Koch Karl-Christian, Schaefer Wolfgang M, Liehn Elisa A, Rammos Christos, Mueller Dominik, Schroeder Joerg, Dimassi Tarek, Stopinski Thaddaeus, Weber Christian
Department of Cardiology, RWTH Aachen University, Pauwelstrasse 30, 52074 Aachen, Germany.
Basic Res Cardiol. 2006 Jan;101(1):69-77. doi: 10.1007/s00395-005-0570-3.
Myocardial regeneration after myocardial infarction can occur via stem cell recruitment. Stromal cell-derived factor 1alpha (SDF-1alpha) has been shown to be critical for stem cell homing to injured tissue.

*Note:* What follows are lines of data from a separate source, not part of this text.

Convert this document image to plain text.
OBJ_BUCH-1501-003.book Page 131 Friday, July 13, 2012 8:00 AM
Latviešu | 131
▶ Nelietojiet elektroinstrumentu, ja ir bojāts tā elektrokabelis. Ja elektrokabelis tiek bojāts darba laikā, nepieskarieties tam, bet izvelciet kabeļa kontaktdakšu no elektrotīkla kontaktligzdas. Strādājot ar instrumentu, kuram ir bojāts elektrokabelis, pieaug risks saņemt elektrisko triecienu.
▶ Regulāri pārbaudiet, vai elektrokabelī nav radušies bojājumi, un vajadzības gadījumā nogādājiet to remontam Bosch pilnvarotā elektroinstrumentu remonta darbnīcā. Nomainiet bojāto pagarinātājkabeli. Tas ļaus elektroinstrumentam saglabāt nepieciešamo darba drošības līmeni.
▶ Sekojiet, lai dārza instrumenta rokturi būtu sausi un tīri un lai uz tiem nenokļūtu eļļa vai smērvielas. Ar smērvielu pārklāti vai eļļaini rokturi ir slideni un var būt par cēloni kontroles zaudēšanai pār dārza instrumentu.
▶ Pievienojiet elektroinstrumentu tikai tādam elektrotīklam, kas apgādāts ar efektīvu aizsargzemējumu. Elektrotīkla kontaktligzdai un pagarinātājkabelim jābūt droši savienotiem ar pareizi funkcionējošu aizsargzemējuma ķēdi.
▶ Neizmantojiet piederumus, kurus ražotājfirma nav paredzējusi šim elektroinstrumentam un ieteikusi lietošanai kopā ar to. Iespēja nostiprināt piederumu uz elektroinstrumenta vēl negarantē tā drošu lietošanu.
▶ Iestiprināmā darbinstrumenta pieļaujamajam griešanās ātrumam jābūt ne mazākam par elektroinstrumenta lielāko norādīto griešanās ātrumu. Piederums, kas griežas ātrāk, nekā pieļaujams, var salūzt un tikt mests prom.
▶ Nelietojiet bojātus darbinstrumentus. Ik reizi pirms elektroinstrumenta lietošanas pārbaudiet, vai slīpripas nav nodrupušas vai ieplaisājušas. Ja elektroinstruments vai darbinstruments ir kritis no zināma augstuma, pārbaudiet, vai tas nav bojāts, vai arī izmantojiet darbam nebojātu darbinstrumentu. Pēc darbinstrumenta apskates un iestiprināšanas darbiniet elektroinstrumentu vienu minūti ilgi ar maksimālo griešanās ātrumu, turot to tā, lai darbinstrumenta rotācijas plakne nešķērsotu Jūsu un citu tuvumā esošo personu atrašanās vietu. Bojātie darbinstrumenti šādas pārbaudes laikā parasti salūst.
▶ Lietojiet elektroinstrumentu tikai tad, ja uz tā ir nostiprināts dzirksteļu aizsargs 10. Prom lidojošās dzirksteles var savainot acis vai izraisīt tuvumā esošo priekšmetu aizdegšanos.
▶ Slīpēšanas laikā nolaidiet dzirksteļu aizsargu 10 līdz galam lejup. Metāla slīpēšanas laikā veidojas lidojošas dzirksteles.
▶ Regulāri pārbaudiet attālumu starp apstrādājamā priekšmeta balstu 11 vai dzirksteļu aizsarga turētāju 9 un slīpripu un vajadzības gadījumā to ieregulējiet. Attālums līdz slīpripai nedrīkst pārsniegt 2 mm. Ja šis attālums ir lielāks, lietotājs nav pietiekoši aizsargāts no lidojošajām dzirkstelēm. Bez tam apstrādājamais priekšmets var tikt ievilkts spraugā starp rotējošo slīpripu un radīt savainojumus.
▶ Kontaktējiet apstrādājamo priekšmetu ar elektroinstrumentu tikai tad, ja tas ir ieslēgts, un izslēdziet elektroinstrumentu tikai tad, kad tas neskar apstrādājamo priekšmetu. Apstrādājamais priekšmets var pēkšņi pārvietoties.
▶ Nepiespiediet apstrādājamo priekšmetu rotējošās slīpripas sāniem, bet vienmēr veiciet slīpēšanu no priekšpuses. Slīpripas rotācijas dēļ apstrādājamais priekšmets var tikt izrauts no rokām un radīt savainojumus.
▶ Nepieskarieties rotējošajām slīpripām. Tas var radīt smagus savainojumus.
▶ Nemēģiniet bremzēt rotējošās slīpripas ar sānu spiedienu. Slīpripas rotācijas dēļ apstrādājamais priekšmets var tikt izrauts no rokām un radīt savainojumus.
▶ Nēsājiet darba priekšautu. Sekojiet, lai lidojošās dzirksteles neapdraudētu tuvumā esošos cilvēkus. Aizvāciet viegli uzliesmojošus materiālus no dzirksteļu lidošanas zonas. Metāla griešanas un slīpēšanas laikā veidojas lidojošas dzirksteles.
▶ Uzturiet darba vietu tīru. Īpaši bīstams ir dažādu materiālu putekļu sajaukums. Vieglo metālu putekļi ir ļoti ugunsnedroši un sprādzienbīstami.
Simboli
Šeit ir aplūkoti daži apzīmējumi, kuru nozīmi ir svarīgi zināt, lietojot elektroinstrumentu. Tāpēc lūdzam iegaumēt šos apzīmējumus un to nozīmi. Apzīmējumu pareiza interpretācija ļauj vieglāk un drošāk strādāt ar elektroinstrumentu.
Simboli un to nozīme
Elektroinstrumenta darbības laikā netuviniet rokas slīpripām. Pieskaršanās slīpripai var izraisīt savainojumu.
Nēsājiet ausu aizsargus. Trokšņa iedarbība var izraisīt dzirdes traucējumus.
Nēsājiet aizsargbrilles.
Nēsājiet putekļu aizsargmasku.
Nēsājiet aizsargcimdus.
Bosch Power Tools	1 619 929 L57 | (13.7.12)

Myocardial infarction was induced in pigs via microembolization of the distal left anterior descending artery. Two weeks after myocardial infarction animals underwent catheter-based transendocardial injection of SDF-1alpha into the periinfarct myocardium (18 injections, 5 ìg per injection) (n = 12) or sham-intervention (n = 8). Tc99m sestamibi single-photon emission computed tomography (SPECT) and electromechanical mapping (EMM) of the left ventricle were performed two and seven weeks after myocardial infarction.
Infarct size by tetrazolium staining was similar in both groups (8.9 +/-1.2% of left ventricle vs. 8.9 +/- 2.6%). Vessel density in the periinfarct area was significantly higher in SDF-1alpha treated animals than in controls (349 +/- 17/mm2 vs. 276 +/- 21/mm2, p < 0.05). Myocardial perfusion (SPECT) did not change in either group. Ejection fraction and stroke volume (EMM) decreased in SDF-1alpha animals and increased in controls (difference between groups p = 0.05 for ejection fraction and p < 0.05 for stroke volume). Linear local shortening (EMM) did not change in controls (11.4 +/- 1.3% to 11.5 +/- 0.5%) but decreased significantly in SDF-1alpha treated animals (12.1 +/- 0.9% to 8.4 +/- 0.9%, p < 0.05, p < 0.05 for difference between groups). SDF-1 delivery was associated with a substantial loss of collagen in the periinfarct area (32+/-5% vs. 61+/-6% in control animals, p < 0.005).
A strategy to augment stem cell homing by catheter-based transendocardial delivery of SDF-1alpha in experimental myocardial infarction increases periinfarct vessel density, fails to improve myocardial perfusion, is associated with loss of collagen in the periinfarct area and impairs left ventricular function.
心肌梗死后的心肌再生可通过干细胞募集实现。基质细胞衍生因子1α(SDF-1α)已被证明对干细胞归巢至损伤组织至关重要。
通过微栓塞左前降支远端诱导猪发生心肌梗死。心肌梗死后两周,对动物进行基于导管的经心内膜向梗死周边心肌注射SDF-1α(18次注射,每次注射5μg)(n = 12)或假干预(n = 8)。在心肌梗死后两周和七周进行左心室的Tc99m 甲氧基异丁基异腈单光子发射计算机断层扫描(SPECT)和机电映射(EMM)。
两组间通过四氮唑染色测定的梗死面积相似(左心室的8.9±1.2% 对8.9±2.6%)。SDF-1α治疗组动物梗死周边区域的血管密度显著高于对照组(349±17/mm² 对276±21/mm²,p < 0.05)。两组的心肌灌注(SPECT)均未改变。SDF-1α组动物的射血分数和每搏输出量(EMM)降低,而对照组增加(两组间射血分数的差异p = 0.05,每搏输出量的差异p < 0.05)。对照组的线性局部缩短(EMM)未改变(从11.4±1.3%至11.5±0.5%),但在SDF-1α治疗组动物中显著降低(从12.1±0.9%至8.4±0.9%,p < 0.05,两组间差异p < 0.05)。SDF-1的递送与梗死周边区域大量胶原蛋白丢失相关(32±5% 对对照组动物的61±6%,p < 0.005)。
在实验性心肌梗死中,通过基于导管的经心内膜递送SDF-1α来增强干细胞归巢的策略可增加梗死周边血管密度,但未能改善心肌灌注,与梗死周边区域胶原蛋白丢失相关且损害左心室功能。